Parmi les institutions qui ont eu le plus à souffrir de nos révolutions périodiques, la marine de la France a le triste honneur de figurer en première ligne. Le gouvernement devient-il un peu stable, on commence alors à comprendre qu’en définitive la flotte est un instrument nécessaire, indispensable même pour la politique, le commerce et la défense militaire du pays ; mais cette stabilité est-elle mise en péril à la suite d’une résolution, voilà le budget de la marine rogné, taillé à qui mieux mieux, absolument comme s’il avait été le vrai coupable de la commotion révolutionnaire. Nous avons vu cela après 1815, après 1830 et après 1848. Le budget de 1852 nous donne l’espoir que nous entrons dans une autre voie. Ce n’est point assez cependant que de nuis arrêter dans cette décadence maritime où la France était entraînée depuis 1848 : il importe pour l’honneur et la sûreté du pays de faire mieux encore ; il importe de le doter, non d’une flotte sur papier, mais d’une flotte effective. En fournir les moyens au meilleur marché possible, tel est le problème qu’il s’agit de résoudre, et que nous voudrions discuter ici en peu de mots.

Dans tout établissement naval, le personnel qui navigue et qui combat est celui qui doit tenir la première place dans l’attention du pays et du législateur ; les autres corps auxiliaires, qui viennent se grouper autour de celui-là comme des satellites autour d’une planète, ne représentent en définitive que des accessoires. Dans le personnel marin réside la raison d’être d’une marine ; sans lui, à quoi bon des arsenaux, à quoi bon même des vaisseaux ? Le personnel des marins combattant sur la flotte française et la législation qui les régit doivent donc nous occuper d’abord ; nous passerons ensuite aux questions que soulève le matériel naviguant de cette flotte.

Le corps des officiers de vaisseau compte 32 officiers-généraux - 2 amiraux, 10 vice-amiraux, 20 contre-amiraux. — Ce nombre paraît suffisant, si le cadre est bien composé ; Il ne nous appartient pas d’examiner dans quelle mesure cette dernière condition est remplie aujourd’hui nous citerons seulement quelques mots, qui ne sont pas de nous, au sujet de l’âge avancé que, selon certaines personnes plus ou moins intéressées dans la question, doivent avoir les officiers-généraux de la flotte pour constituer de bons amiraux de guerre.

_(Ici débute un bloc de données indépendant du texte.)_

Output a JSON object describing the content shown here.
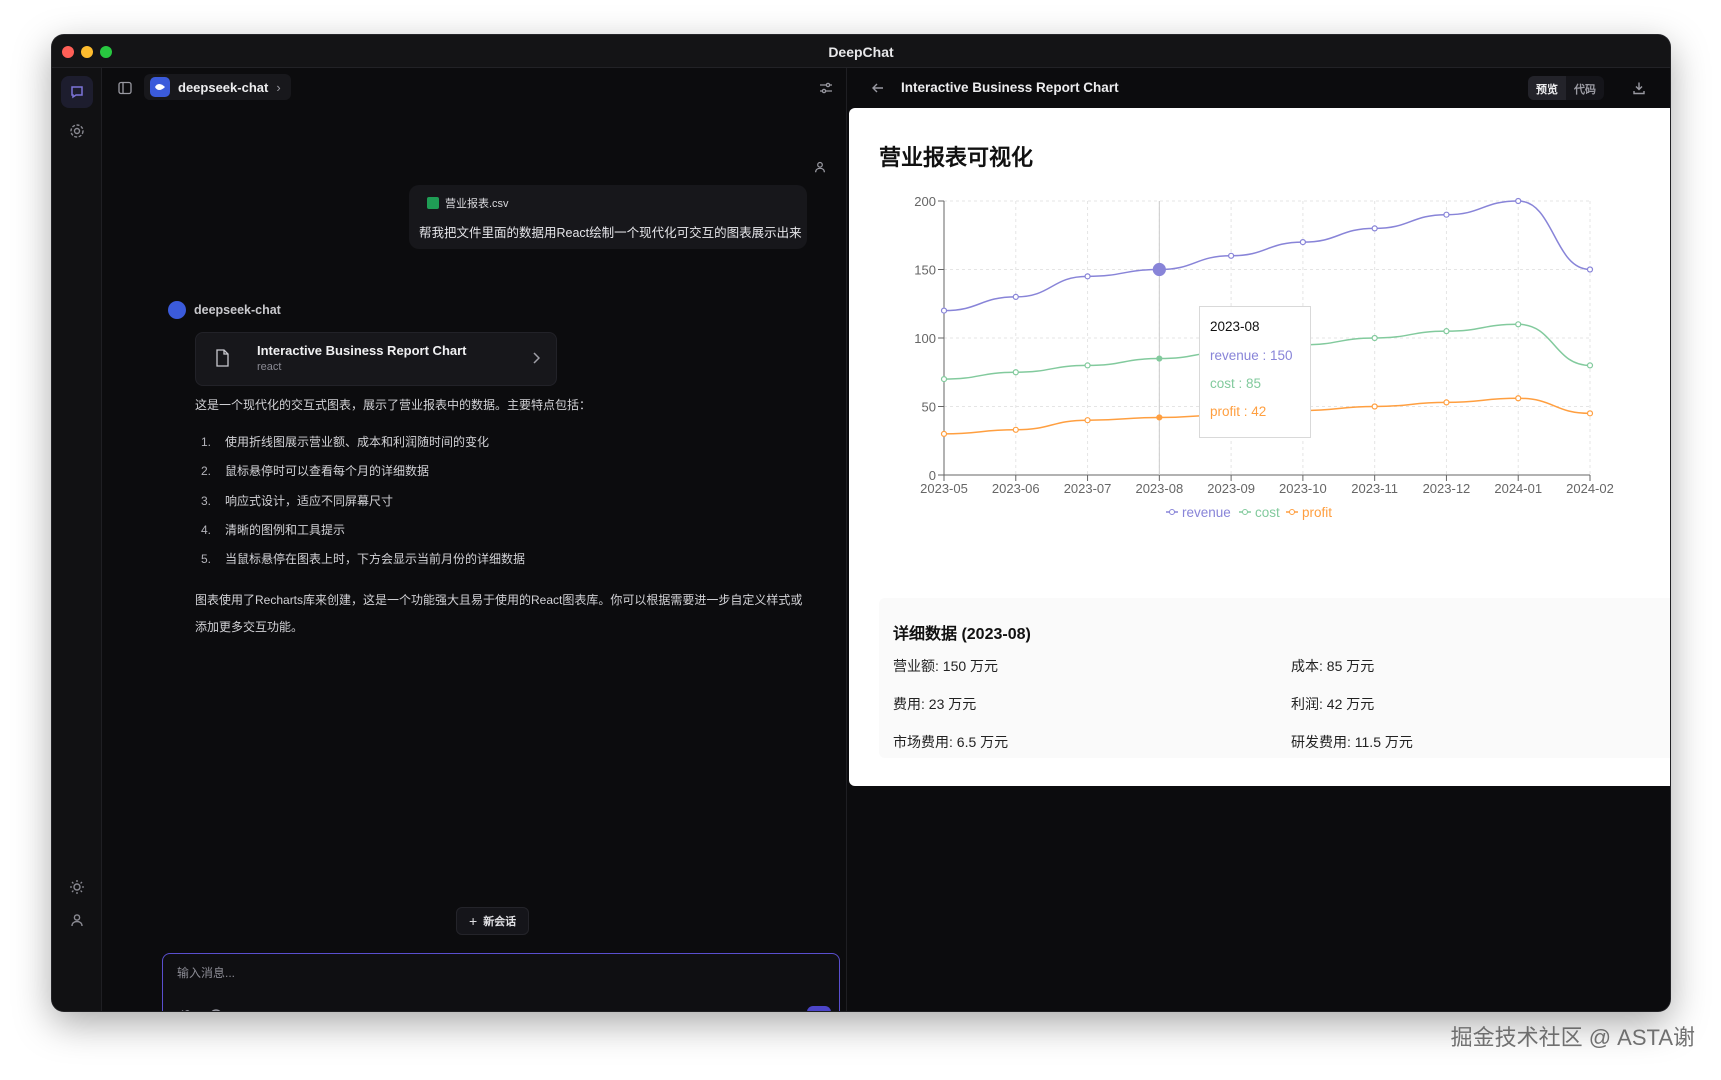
{
  "window": {
    "title": "DeepChat"
  },
  "sidebar": {
    "model_name": "deepseek-chat"
  },
  "conversation": {
    "user_message": {
      "attachment_name": "营业报表.csv",
      "text": "帮我把文件里面的数据用React绘制一个现代化可交互的图表展示出来"
    },
    "assistant": {
      "name": "deepseek-chat",
      "artifact": {
        "title": "Interactive Business Report Chart",
        "type": "react"
      },
      "intro": "这是一个现代化的交互式图表，展示了营业报表中的数据。主要特点包括：",
      "points": [
        {
          "n": "1.",
          "text": "使用折线图展示营业额、成本和利润随时间的变化"
        },
        {
          "n": "2.",
          "text": "鼠标悬停时可以查看每个月的详细数据"
        },
        {
          "n": "3.",
          "text": "响应式设计，适应不同屏幕尺寸"
        },
        {
          "n": "4.",
          "text": "清晰的图例和工具提示"
        },
        {
          "n": "5.",
          "text": "当鼠标悬停在图表上时，下方会显示当前月份的详细数据"
        }
      ],
      "outro": "图表使用了Recharts库来创建，这是一个功能强大且易于使用的React图表库。你可以根据需要进一步自定义样式或添加更多交互功能。"
    }
  },
  "new_chat_label": "新会话",
  "composer": {
    "placeholder": "输入消息..."
  },
  "artifact_panel": {
    "title": "Interactive Business Report Chart",
    "tab_preview": "预览",
    "tab_code": "代码"
  },
  "report": {
    "title": "营业报表可视化",
    "tooltip": {
      "date": "2023-08",
      "revenue": "revenue : 150",
      "cost": "cost : 85",
      "profit": "profit : 42"
    },
    "details_title": "详细数据 (2023-08)",
    "details": [
      "营业额: 150 万元",
      "成本: 85 万元",
      "费用: 23 万元",
      "利润: 42 万元",
      "市场费用: 6.5 万元",
      "研发费用: 11.5 万元"
    ]
  },
  "chart_data": {
    "type": "line",
    "categories": [
      "2023-05",
      "2023-06",
      "2023-07",
      "2023-08",
      "2023-09",
      "2023-10",
      "2023-11",
      "2023-12",
      "2024-01",
      "2024-02"
    ],
    "series": [
      {
        "name": "revenue",
        "color": "#8884d8",
        "values": [
          120,
          130,
          145,
          150,
          160,
          170,
          180,
          190,
          200,
          150
        ]
      },
      {
        "name": "cost",
        "color": "#82ca9d",
        "values": [
          70,
          75,
          80,
          85,
          90,
          95,
          100,
          105,
          110,
          80
        ]
      },
      {
        "name": "profit",
        "color": "#ff9f40",
        "values": [
          30,
          33,
          40,
          42,
          44,
          47,
          50,
          53,
          56,
          45
        ]
      }
    ],
    "ylim": [
      0,
      200
    ],
    "yticks": [
      "0",
      "50",
      "100",
      "150",
      "200"
    ],
    "grid": true,
    "legend": "bottom",
    "active_category": "2023-08"
  },
  "watermark": "掘金技术社区 @ ASTA谢"
}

En 1828, l’amiral Willaumez écrivait[1] : « L’histoire de la marine prouve à ceux qui veulent la méditer que les flottes commandées par les plus vieux amiraux ne sont pas celles qui ont eu les affaires les plus avantageuses, entre autres les combats des Tourville, des Château-Renaud, des Suffren, et, à une époque plus récente, de Nelson, qui, fait amiral à trente-neuf ans, gagne à quarante la bataille d’Aboukir. Le contraire s’est vu trop souvent : témoin, en 1781, l’amiral Cordova, vieillard plein d’honneur et de bonne volonté, mais accablé par l’âge, lequel poursuivait la flotte anglaise avec des forces bien supérieures et composées des flottes combinées de la France et de l’Espagne. Malgré ces forces, il resta sourd aux sollicitations de l’amiral français Guichen et de son propre major-général Massaredo, lesquels ne purent obtenir de la vieillesse de l’amiral commandant en chef l’ordre d’attaquer la flotte anglaise au mouillage de Torbay, où elle n’était protégée par aucune fortification du côté de terre… »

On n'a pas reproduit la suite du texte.